Cómo conservar cerezas y picotas más tiempo

Trucos para que las cerezas y picotas de temporada duren más

Alba Caraballo - 6 de abril de 2021 - Trucos de cocina

Las cerezas y picotas son frutas de la temporada de primavera y veranos por excelencia. Son jugosas, frescas y muy sabrosas, sin embargo, una vez recolectadas, solo se pueden conservar unos días. 

En cualquier caso, estos truquis caseros te ayudarán a almacenarlas correctamente y así conservar su aspecto y sabor un poco más. Así es como puedes conservar cerezas más tiempo.

Trucos para que cerezas y picotas duren más

 

Las cerezas y picotas frescas comienzan a pudrirse y enmohecerse después de unos días, tan pronto como se han cosechado. Por lo tanto, es recomendable seguir estas sencillas pautas para mantenerlas lo más sabrosas y aromáticos posible. Pero antes, una nota importante, una vez recolectadas, las cerezas no maduran. Por lo tanto, solo debes comprar o recoger las frutas cuando estén maduras y de color rojo brillante.

1. Cerezas y picotas con tallo

Almacena estos pequeños frutos conservando el tallo. De esta forma no pierden jugo, quedan sabrosos y no pueden penetrar bacterias putrefactas. Si, falta el tallo, la abertura resultante ofrece un objetivo para las bacterias putrefactas y la cereza se echará a perder más rápidamente.

2. Guarda en nevera

Mantén siempre las cerezas frescas en el refrigerador. La temperatura ambiente contribuye a que maduren más rápido por lo que puedes alargar su vida dejándolas en una temperatura más fresca.

3. No las guardes en bolsa

Saca las cerezas de su bolsa de plástico inmediatamente después de la compra. La humedad que se genera dentro de la bolsa solo harán que se multiplique el moho y tengas que tirar más piezas antes de tiempo. 

4. Elige bien las cerezas y picotas

Cuando compres cerezas, elige las que están ya maduras, las reconocerás porque su tallo se ve verde y suave.
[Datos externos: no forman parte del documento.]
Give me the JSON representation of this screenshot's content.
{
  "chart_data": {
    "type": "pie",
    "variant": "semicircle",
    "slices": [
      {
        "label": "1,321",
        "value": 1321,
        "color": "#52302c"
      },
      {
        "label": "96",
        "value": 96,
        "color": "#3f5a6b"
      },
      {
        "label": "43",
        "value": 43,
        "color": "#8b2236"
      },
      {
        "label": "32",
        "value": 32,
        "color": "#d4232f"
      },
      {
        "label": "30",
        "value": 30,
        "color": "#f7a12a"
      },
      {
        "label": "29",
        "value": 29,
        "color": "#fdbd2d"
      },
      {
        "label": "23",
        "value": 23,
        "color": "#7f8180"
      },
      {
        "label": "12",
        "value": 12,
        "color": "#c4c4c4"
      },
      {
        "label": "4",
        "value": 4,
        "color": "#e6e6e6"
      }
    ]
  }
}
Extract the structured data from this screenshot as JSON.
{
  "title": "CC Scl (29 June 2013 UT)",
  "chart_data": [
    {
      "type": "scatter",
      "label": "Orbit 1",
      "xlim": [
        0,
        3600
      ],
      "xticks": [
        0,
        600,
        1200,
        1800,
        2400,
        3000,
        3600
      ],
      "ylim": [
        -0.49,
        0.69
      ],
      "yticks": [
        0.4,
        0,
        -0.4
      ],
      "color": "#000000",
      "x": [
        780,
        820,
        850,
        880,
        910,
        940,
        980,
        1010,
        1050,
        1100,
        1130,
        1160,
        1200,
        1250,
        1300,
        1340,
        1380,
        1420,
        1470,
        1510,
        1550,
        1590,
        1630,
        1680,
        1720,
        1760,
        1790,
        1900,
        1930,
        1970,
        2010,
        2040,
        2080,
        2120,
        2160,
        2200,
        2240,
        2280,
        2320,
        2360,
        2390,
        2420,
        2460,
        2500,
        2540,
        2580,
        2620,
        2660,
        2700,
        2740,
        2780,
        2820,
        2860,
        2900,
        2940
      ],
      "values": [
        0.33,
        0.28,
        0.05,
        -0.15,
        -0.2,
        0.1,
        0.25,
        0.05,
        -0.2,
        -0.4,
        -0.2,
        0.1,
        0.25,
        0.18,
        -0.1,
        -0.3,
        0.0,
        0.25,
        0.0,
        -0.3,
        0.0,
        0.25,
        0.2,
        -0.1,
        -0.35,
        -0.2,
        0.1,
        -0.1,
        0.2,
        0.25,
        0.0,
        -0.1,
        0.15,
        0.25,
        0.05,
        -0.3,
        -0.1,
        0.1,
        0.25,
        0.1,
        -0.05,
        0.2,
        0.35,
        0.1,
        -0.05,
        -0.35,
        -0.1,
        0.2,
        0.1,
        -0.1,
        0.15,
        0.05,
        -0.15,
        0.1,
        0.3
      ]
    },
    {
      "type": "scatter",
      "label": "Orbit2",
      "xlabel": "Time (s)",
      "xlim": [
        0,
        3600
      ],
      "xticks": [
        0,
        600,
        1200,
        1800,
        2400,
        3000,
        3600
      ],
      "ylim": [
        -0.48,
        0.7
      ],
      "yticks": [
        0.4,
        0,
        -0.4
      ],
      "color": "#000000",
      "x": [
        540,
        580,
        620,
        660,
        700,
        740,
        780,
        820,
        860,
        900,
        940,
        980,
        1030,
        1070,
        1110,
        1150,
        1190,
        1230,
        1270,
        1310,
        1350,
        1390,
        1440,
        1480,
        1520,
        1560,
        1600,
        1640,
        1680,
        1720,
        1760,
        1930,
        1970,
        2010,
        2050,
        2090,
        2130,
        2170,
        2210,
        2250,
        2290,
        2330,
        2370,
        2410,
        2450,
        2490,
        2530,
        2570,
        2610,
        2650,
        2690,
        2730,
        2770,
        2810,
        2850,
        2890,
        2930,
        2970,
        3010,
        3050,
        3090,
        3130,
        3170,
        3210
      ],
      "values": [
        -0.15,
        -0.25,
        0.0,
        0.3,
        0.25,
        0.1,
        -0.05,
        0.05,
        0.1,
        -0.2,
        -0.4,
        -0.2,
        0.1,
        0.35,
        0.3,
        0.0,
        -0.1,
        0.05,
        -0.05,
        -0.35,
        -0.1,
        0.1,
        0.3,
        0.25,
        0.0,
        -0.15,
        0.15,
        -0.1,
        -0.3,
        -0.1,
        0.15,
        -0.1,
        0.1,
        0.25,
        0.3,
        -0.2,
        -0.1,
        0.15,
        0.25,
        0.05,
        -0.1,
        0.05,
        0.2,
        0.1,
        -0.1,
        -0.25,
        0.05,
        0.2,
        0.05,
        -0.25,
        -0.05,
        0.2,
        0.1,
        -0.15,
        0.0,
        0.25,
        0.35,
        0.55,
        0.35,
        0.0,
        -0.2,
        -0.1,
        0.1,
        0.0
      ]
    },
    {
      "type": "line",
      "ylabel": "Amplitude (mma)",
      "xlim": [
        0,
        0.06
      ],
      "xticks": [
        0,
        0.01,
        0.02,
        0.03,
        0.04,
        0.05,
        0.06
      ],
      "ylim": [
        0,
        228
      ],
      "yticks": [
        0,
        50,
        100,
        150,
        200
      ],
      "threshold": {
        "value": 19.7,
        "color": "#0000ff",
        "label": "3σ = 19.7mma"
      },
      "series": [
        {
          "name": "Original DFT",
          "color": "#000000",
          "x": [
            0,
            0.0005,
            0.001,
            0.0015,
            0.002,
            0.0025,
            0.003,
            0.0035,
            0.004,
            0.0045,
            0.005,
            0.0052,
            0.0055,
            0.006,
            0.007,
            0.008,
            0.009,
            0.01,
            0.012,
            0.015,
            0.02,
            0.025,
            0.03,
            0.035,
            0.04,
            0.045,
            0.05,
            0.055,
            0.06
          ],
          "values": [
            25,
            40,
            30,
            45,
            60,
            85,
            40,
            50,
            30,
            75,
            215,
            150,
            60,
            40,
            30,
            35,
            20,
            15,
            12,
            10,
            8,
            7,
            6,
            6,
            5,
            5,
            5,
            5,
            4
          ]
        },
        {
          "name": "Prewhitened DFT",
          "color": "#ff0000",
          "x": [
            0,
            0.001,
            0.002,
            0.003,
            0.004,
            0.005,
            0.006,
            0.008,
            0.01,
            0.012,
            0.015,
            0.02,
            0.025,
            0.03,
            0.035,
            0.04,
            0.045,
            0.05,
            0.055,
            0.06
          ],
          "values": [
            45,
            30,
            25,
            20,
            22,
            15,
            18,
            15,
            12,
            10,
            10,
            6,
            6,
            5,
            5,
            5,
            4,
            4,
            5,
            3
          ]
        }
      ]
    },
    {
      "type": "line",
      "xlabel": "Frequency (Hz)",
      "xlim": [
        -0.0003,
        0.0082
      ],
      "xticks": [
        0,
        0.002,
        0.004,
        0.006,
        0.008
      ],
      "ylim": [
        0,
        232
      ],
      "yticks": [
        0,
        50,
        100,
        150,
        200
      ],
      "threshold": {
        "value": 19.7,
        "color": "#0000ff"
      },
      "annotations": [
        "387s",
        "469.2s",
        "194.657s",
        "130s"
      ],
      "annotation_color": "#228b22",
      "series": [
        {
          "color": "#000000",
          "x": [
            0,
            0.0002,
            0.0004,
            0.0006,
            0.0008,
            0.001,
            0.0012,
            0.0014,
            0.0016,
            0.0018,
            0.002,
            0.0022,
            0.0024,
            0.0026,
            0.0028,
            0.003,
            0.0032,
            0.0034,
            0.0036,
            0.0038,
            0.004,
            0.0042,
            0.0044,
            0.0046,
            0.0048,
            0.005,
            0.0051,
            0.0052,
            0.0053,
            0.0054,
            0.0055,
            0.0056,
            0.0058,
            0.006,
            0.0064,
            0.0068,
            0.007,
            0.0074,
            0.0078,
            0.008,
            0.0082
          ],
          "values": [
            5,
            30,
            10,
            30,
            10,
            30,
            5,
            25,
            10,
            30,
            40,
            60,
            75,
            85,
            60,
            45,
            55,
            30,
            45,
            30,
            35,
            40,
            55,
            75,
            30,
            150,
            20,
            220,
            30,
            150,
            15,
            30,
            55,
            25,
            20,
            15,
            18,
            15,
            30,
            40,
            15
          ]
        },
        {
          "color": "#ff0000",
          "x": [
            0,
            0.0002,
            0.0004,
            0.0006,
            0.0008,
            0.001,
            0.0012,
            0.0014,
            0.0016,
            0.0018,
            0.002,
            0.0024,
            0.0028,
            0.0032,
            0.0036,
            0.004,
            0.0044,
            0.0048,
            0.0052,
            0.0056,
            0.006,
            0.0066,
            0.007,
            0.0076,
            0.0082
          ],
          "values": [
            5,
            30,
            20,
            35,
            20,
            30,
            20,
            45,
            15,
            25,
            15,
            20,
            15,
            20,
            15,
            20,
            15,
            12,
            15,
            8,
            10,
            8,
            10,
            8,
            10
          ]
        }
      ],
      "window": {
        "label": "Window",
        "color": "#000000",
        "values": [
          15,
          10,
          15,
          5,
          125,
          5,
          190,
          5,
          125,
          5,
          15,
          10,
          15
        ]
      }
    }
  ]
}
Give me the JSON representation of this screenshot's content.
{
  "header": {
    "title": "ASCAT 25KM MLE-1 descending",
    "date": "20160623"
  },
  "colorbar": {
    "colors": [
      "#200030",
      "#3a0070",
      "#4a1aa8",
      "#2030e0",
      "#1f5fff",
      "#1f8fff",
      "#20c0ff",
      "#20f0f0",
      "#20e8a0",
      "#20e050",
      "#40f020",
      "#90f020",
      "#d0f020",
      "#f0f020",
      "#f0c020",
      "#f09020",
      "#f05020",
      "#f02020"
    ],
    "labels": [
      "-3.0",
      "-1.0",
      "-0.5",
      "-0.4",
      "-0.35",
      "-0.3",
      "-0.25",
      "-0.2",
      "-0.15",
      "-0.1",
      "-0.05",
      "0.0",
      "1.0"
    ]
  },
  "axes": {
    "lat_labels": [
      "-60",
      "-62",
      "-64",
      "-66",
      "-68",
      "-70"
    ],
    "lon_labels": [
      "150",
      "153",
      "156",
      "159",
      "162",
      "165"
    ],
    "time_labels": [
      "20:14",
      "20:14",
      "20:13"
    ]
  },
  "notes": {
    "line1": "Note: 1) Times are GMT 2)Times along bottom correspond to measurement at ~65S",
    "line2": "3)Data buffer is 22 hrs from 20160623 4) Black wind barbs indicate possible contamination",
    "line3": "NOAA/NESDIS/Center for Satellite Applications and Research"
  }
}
Si está firmemente adherido a la fruta, también indicará frescura. Asegúrese de que las frutas se vean regordetas y brillantes.

Las grietas y las áreas magulladas también deben verse como señales de advertencia. Las grietas indican que la fruta ha sufrido demasiado bajo la lluvia, mientras que las rozaduras indican un manejo inadecuado. En ambos casos se acorta la vida útil de las cerezas.

5. Guárdalas en un frasco

Lo mejor para que cerezas y picotas duren más tiempo es ponerlas en un frasco con tapa. Además, te damos un truqui extra, si rellenas el frasco con papel de cocina, podrá absorber el exceso de humedad. De esta forma, las cerezas se conservarán en el frigorífico durante unos días más. 

6. Lava las cerezas antes de comerlas

Las cerezas solo deben lavarse poco antes del consumo, hay quien llega del supermercado con tu bolsa llena de cerezas y las lava antes de dejarlas en un tupper o frasco, sin embargo, esto hace proliferar el crecimiento prematuro de moho.

7. Congela las cerezas

Si has comprado más de la cuenta, bien sea porque estaban a buen precio o porque calculaste mal, puedes congelarlas perfectamente para tomarlas más adelante. Las cerezas se mantendrán durante varios meses en una bolsa para congelador en buen estado. 

Cuáles son las propiedades de las cerezas

Las cerezas son un fruto del verano muy sabroso y además nutritivo ya que está repleto de vitaminas, solo tiene un punto negativo, y es que pueden resultar flatulentas: 

Las cerezas son frutas ricas en potasio y vitamina C, esto tiene un importante impacto sobre el sistema inmunológico.

No te dejes engañar por su dulzor, a pesar de él, son bajas en calorías. Aproximadamente 100 gramos de cerezas contiene 65 calorías, por lo tanto, se convierten en un excelente picoteo entre horas. 

Un grupo de antioxidantes se encuentra en concentraciones particularmente altas en las cerezas. Este es el grupo de flavonoides.

Según indican varios estudios, tanto la calidad como la duración del sueño pueden verse influidas positivamente por comer cerezas.

Las cerezas son ricas en antocianinas, un grupo de compuestos vegetales que pueden ayudar a reducir el riesgo de diabetes tipo 2.

La investigación científica afirma que las cerezas tienen un efecto antiinflamatorio. También contrarrestan los niveles elevados de ácido úrico por lo que pueden ayudar en caso de sufrir de gota y artritis.

Gracias a su alto potencial antioxidante, las cerezas reducen el dolor muscular y ayudan al cuerpo a regenerarse después del ejercicio.